Tanda-tanda peringatan dini kanker usus besar sering kali diabaikan atau disalahartikan sebagai penyakit ringan dan masalah pencernaan sehari-hari. Namun banyak dari gejala ini muncul pada individu muda dan aktif yang tampak sehat, sehingga mudah diabaikan. Vivian Asamoah, yang telah menangani ratusan pasien kanker usus besar selama 15 tahun, menekankan gejala-gejala utama yang harus diketahui semua orang. Mengenali tanda-tanda awal dan bertindak segera dapat menyelamatkan nyawa dan membantu mencegah komplikasi serius.

Sembelit dan diare

2

Sembelit atau diare yang hilang begitu saja adalah tanda bahaya pertama yang ditunjukkan Dr. Asamoah. Tentu saja, pencernaan setiap orang berubah dari waktu ke waktu, tetapi ketika kebiasaan buang air besar terus-menerus berubah atau terasa tidak biasa, inilah saatnya untuk mendengarkan tubuh kita. Ini mungkin menunjukkan bahwa usus besar sedang menghadapi sesuatu yang lebih besar daripada virus perut atau perubahan pola makan. Jika sembelit atau diare berlanjut tanpa penyebab yang jelas, konsultasikan dengan dokter Anda.

Bangku setipis pensil

Tanda peringatan lain yang harus diwaspadai adalah bangku setipis pensil atau bangku yang sangat sempit dan sepertinya tidak kembali ke bentuk aslinya. Hal ini bisa terjadi jika terjadi penyempitan pada usus besar yang disebabkan oleh tumor atau pertumbuhan. Perubahan ini sering kali terjadi secara bertahap dan mudah diabaikan, namun penting untuk tidak mengabaikannya. Jika tinja Anda selalu encer dan seperti pita, ini pertanda ada sesuatu yang tidak beres dan harus diperiksakan ke dokter sesegera mungkin.
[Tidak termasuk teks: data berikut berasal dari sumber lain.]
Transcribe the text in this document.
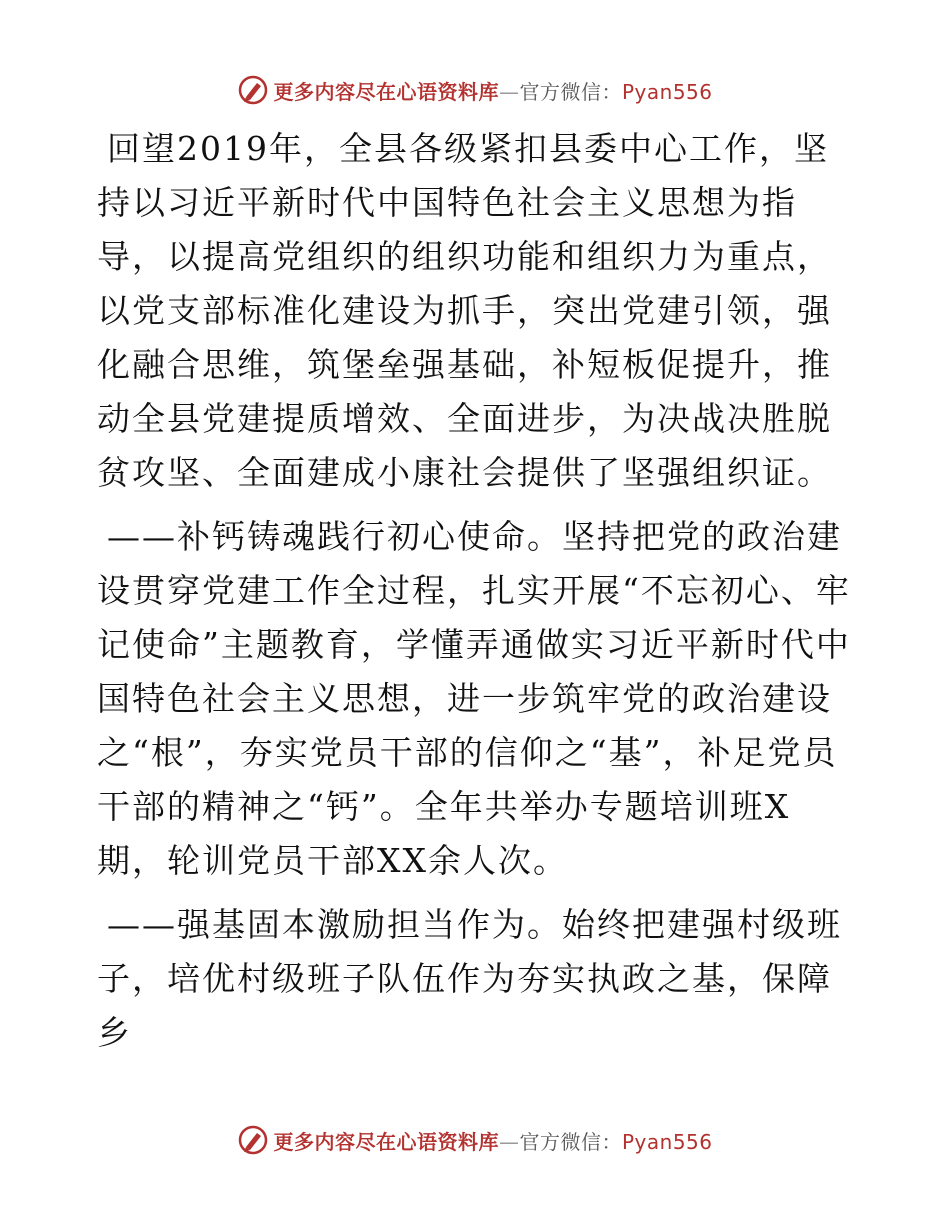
更多内容尽在心语资料库—官方微信：Pyan556

回望2019年，全县各级紧扣县委中心工作，坚持以习近平新时代中国特色社会主义思想为指导，以提高党组织的组织功能和组织力为重点，以党支部标准化建设为抓手，突出党建引领，强化融合思维，筑堡垒强基础，补短板促提升，推动全县党建提质增效、全面进步，为决战决胜脱贫攻坚、全面建成小康社会提供了坚强组织证。

——补钙铸魂践行初心使命。坚持把党的政治建设贯穿党建工作全过程，扎实开展“不忘初心、牢记使命”主题教育，学懂弄通做实习近平新时代中国特色社会主义思想，进一步筑牢党的政治建设之“根”，夯实党员干部的信仰之“基”，补足党员干部的精神之“钙”。全年共举办专题培训班X期，轮训党员干部XX余人次。

——强基固本激励担当作为。始终把建强村级班子，培优村级班子队伍作为夯实执政之基，保障乡

更多内容尽在心语资料库—官方微信：Pyan556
Penurunan berat badan yang tidak dapat dijelaskan

3

Penurunan berat badan yang tidak dapat dijelaskan adalah tanda peringatan lain yang harus diwaspadai. Menurunkan berat badan tanpa berusaha sepertinya merupakan hal yang hebat, namun jika tidak ada alasan yang jelas, seperti perubahan pola makan atau olahraga, hal ini bisa menjadi tanda bahaya besar. Hal ini sengaja terjadi jika sel kanker mempengaruhi metabolisme atau nafsu makan atau tubuh mungkin sedang menghadapi peradangan atau infeksi sejak dini. Bahkan jika Anda merasa baik-baik saja, penurunan berat badan yang tiba-tiba atau tidak direncanakan harus selalu diperiksa oleh dokter.

Kelelahan

Dr Asamoah lebih lanjut menekankan bahwa kelelahan, meskipun memiliki catatan tidur yang baik, adalah salah satu gejala yang sering diabaikan. Tingkat kelelahan yang berbeda mencakup perasaan lelah tidak peduli berapa banyak istirahat yang Anda lakukan, yang bukan merupakan jenis kelelahan normal. Hal ini mungkin mengindikasikan anemia akibat pendarahan lambat di dalam usus besar atau reaksi dan respons tubuh terhadap penyakit kronis. Kelelahan yang tidak kunjung membaik dengan tidur perlu dilakukan pemeriksaan kesehatan secara mendetail.

Darah di tinja

Gejala nyata lainnya yang tidak boleh Anda abaikan termasuk darah di toilet atau di tisu toilet Anda. Padahal pendarahan juga bisa disebabkan oleh wasir dan luka ringan, namun pendarahan saat buang air besar selalu menjadi masalah serius yang perlu mendapat perhatian. Warna darah dapat bervariasi dari merah terang hingga gelap; terkadang hal ini membuat tinja tampak lembek. Kanker usus besar pada tahap awal sering kali disertai dengan pendarahan bahkan sebelum gejala lain muncul, sehingga evaluasi dini akan memungkinkan diagnosis dini.

Merasa kenyang

4

Terakhir, ada perasaan isi perut Anda belum sepenuhnya dikosongkan. Perasaan evakuasi yang tidak tuntas, atau tenesmus, bisa menyakitkan dan berlangsung terus-menerus. Hal ini dapat menunjukkan bahwa ada sesuatu yang mengiritasi atau mungkin menghalangi usus besar, seperti tumor atau peradangan. Jika perasaan ini berlanjut selama lebih dari satu atau dua minggu, Anda harus mencari nasihat medis.Wawasan Dr. Asamoah:Dr Asamoah menekankan bahwa gejala-gejala ini tidak selalu menunjukkan kanker, tetapi merupakan tanda-tanda yang harus diperiksa dan mungkin diskrining. Dia merekomendasikan kolonoskopi jika Anda berusia 45 tahun atau lebih, bahkan tanpa gejala, karena tes ini merupakan cara yang efektif untuk mendeteksi kanker sejak dini dan membantu mencegah penyakit dengan menghilangkan polip prakanker.Penting bagi individu di bawah usia 45 tahun yang menunjukkan tanda-tanda ini untuk tidak mengabaikannya karena mereka mungkin menganggap diri mereka lebih muda atau sangat sehat. Semakin banyak orang dewasa muda yang didiagnosis mengidap kanker usus besar, sehingga kesadaran dan konsultasi medis dini menjadi sangat penting. Jika Anda mengalami salah satu gejala yang disebutkan di atas, dan jika gejala tersebut terjadi secara teratur, sebaiknya konsultasikan dengan ahli kesehatan medis untuk diagnosis yang tepat.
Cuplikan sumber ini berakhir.